Dangerous sinking sands 'impossible' to predict - will council put up signs?

·2-min read
Brighton and Hove City Council has responded after several people say they recently "sunk" in sand
Brighton and Hove City Council has responded after several people say they recently "sunk" in sand

A COUNCIL said it is impossible to predict when a beach will become dangerous after a pensioner fractured her wrist in sinking sand.

A 70-year-old known only as Trina was “up to her knees” in sand on the beach near Hove Lagoon on Saturday after moving to allow a “large group” past.

She became stuck and fell forward on to her wrist, fracturing it in two places.

But Brighton and Hove City Council said there is nothing it can do to prevent such incidents, saying a “natural phenomenon” that can happen at any pebbly beach is to blame.

The Argus: A person stuck in the sand on Hove beach recently
The Argus: A person stuck in the sand on Hove beach recently

A person stuck in the sand on Hove beach recently

“During the current tidal season there is a much bigger movement of water down off the pebbles after high tide as the sea recedes,” a city council spokesman said.

“This extra weight of water sometimes loosens areas of sand below the pebble line.

“This phenomenon can happen at any pebbly beach.
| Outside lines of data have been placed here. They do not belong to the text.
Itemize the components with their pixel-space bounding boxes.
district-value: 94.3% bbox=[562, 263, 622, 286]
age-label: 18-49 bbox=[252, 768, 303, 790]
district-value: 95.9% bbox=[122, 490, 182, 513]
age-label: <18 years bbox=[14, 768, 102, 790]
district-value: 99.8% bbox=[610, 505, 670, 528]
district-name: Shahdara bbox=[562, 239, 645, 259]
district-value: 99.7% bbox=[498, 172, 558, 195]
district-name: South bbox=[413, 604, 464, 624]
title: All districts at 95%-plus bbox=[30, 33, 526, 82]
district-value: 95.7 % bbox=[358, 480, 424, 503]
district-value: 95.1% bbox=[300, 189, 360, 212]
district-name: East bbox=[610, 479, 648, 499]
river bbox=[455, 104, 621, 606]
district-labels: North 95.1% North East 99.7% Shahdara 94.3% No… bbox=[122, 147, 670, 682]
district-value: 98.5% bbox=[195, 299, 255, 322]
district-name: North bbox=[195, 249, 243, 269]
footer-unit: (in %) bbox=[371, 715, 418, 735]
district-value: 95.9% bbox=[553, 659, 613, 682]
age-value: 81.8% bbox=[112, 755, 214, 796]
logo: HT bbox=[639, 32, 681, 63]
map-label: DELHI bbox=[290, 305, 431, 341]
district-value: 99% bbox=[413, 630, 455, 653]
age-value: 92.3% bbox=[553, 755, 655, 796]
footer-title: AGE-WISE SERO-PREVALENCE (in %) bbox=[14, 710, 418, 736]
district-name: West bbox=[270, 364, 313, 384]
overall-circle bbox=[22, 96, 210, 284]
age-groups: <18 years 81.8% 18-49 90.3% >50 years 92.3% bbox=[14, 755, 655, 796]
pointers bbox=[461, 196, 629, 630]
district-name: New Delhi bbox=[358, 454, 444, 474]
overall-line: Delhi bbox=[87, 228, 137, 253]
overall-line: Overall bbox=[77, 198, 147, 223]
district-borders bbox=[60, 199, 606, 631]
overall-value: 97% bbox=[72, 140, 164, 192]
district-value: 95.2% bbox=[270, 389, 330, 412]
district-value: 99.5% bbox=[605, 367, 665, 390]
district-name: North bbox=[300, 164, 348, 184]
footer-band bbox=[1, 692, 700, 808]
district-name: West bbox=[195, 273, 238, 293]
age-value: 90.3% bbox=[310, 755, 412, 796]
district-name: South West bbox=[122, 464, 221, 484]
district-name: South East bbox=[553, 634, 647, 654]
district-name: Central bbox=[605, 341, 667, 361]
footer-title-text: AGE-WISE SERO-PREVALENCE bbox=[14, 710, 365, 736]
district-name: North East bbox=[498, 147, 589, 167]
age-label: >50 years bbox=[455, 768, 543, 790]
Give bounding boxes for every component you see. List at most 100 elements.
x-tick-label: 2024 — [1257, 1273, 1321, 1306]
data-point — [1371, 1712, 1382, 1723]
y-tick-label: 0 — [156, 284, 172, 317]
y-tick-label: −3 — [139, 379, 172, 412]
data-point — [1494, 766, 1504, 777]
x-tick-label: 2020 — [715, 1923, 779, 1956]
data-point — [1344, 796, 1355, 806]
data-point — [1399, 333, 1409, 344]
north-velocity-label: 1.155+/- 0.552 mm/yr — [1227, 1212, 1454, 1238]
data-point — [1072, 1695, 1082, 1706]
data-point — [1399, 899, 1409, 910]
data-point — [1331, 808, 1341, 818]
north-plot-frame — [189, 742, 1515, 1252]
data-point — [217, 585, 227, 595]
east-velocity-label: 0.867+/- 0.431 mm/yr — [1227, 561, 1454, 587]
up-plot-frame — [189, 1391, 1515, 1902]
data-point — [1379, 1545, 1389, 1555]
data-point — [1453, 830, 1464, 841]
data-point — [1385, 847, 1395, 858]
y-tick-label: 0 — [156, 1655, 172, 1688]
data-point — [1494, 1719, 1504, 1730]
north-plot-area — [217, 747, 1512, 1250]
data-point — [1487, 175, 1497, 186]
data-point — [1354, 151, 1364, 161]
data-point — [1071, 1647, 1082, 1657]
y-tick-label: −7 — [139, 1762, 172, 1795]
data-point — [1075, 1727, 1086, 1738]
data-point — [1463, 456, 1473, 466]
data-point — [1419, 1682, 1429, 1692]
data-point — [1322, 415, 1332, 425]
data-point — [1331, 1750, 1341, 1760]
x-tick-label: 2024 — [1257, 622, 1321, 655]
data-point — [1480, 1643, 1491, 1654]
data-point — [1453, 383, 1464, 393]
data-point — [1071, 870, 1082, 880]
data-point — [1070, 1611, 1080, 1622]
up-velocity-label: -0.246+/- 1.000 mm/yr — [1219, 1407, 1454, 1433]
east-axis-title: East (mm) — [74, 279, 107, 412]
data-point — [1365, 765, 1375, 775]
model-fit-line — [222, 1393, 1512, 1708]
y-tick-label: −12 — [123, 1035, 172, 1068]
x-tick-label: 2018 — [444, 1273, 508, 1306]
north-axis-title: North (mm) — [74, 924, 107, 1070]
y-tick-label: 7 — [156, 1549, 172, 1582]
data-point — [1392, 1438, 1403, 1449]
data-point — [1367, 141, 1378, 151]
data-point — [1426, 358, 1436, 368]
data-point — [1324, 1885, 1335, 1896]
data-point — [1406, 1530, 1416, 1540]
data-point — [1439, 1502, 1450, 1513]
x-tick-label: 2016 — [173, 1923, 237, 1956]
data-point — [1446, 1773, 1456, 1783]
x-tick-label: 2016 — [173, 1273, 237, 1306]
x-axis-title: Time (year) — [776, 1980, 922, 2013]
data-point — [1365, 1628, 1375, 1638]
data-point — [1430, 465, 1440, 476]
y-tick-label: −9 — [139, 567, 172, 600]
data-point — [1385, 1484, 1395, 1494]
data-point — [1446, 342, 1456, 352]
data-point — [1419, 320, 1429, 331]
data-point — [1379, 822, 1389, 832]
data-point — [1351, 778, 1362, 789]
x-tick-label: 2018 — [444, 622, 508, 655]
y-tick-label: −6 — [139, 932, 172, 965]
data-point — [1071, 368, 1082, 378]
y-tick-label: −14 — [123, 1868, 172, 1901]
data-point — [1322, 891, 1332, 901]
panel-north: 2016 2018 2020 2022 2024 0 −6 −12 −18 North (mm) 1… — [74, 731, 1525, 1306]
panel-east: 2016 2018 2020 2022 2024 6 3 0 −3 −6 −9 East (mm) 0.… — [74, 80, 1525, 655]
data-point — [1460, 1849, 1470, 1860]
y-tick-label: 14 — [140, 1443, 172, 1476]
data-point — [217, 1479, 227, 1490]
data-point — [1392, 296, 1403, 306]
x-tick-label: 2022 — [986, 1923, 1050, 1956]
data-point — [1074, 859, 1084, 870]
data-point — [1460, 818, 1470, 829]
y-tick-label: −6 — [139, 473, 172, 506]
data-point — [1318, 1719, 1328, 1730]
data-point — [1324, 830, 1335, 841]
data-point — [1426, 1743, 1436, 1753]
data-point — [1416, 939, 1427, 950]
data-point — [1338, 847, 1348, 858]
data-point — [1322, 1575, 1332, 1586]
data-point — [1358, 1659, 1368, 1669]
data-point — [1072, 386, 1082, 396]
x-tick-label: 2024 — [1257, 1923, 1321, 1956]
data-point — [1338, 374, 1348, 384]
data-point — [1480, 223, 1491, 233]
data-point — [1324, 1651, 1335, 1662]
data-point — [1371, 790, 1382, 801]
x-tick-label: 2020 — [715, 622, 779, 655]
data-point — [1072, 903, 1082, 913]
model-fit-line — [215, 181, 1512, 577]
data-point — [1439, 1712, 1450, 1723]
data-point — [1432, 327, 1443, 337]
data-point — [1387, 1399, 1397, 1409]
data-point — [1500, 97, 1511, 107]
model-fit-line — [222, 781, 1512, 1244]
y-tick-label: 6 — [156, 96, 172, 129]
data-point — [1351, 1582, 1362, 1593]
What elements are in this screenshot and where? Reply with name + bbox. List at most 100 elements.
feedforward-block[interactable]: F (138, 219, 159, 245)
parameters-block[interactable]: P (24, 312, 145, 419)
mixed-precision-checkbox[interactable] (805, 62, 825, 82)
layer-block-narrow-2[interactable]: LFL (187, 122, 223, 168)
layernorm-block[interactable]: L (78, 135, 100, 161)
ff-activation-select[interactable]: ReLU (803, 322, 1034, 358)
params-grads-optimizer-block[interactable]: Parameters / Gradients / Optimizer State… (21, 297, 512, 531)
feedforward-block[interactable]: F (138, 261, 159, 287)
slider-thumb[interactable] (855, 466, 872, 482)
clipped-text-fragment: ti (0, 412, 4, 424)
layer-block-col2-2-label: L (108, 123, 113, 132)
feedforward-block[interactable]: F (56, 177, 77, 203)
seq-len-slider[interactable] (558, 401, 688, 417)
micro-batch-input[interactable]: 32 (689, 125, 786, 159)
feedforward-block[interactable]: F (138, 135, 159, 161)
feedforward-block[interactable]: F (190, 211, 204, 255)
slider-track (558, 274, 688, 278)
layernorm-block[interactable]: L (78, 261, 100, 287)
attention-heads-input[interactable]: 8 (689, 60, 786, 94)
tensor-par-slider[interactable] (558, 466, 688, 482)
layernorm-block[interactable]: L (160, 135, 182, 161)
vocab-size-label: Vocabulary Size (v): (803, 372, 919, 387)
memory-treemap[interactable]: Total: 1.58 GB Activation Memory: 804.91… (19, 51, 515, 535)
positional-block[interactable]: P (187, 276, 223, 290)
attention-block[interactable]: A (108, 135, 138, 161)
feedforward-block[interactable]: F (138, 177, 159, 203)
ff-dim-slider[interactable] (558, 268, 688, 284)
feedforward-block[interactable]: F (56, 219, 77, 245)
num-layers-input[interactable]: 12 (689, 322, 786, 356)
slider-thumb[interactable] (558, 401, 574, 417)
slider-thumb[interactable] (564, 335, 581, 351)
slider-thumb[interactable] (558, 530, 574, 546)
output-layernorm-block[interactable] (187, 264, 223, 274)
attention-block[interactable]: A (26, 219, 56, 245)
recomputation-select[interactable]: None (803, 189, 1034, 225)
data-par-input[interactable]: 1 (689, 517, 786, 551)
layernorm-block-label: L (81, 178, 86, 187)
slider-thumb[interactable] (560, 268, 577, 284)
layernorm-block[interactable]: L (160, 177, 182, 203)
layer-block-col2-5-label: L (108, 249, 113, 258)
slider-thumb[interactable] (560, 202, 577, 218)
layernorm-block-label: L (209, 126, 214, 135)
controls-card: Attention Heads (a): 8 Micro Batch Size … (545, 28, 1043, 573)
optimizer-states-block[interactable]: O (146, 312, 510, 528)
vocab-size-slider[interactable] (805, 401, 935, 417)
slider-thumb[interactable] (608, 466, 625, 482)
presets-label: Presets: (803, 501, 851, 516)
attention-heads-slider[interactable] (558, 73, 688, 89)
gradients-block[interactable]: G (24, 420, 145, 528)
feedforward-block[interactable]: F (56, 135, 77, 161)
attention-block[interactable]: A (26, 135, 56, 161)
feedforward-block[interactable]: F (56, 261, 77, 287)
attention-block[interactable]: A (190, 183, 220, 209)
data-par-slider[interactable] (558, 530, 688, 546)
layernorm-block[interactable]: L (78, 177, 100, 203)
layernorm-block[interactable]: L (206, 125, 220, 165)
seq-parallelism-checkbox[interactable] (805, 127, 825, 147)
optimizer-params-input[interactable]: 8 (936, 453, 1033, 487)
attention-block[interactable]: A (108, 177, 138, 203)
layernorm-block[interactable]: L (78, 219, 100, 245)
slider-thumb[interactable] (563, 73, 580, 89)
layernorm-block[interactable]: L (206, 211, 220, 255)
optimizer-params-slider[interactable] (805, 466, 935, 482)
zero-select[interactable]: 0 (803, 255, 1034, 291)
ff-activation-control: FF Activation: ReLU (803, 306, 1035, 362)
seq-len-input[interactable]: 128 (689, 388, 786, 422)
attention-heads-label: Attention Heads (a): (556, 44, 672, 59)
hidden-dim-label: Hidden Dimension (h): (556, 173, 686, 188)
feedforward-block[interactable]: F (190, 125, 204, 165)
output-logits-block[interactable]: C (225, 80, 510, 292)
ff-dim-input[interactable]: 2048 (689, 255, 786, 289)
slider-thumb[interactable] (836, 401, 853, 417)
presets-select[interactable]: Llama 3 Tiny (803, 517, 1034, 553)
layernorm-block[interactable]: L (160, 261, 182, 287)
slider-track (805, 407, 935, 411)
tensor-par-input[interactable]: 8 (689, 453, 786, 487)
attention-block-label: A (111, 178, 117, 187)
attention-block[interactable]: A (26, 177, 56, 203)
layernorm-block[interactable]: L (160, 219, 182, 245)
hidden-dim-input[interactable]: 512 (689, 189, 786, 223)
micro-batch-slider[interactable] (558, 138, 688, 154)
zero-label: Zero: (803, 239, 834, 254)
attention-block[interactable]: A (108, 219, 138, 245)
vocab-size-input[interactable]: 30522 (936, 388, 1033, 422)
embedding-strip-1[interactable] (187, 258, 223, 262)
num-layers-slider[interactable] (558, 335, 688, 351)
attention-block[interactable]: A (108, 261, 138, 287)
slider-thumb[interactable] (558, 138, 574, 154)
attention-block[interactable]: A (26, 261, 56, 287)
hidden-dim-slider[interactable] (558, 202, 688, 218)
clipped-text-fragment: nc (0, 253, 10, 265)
It is due to natural forces and is impossible to predict.

“Small areas of soft sand appear randomly and tend to disappear quickly.”

The recent full moon caused a spring tide, meaning water levels are exceptionally high when the tide is in, and extremely low when it is out.

"Our standard advice remains the same: people should respect the sea,” the city council spokesman said.

The Argus: The beach near the i360 saw an exceptionally low tide last Saturday
The Argus: The beach near the i360 saw an exceptionally low tide last Saturday

The beach near the i360 saw an exceptionally low tide last Saturday

“People venturing out to areas between the tidal ranges should do so with caution as the tidal shoreline can present various hazards.

“We’re sorry to hear of people having problems with soft sand along our seafront at the moment.”

But Adele Gee, a friend of Trina’s and year-round sea swimmer, said there should be notices to warn people of the risk.

She told The Argus: “It might just make people think twice about walking there.

“When you think of the amount of stay-cations – there’s just not enough coverage or even knowledge.”

But when pressed on whether it would consider signage, the city council did not respond.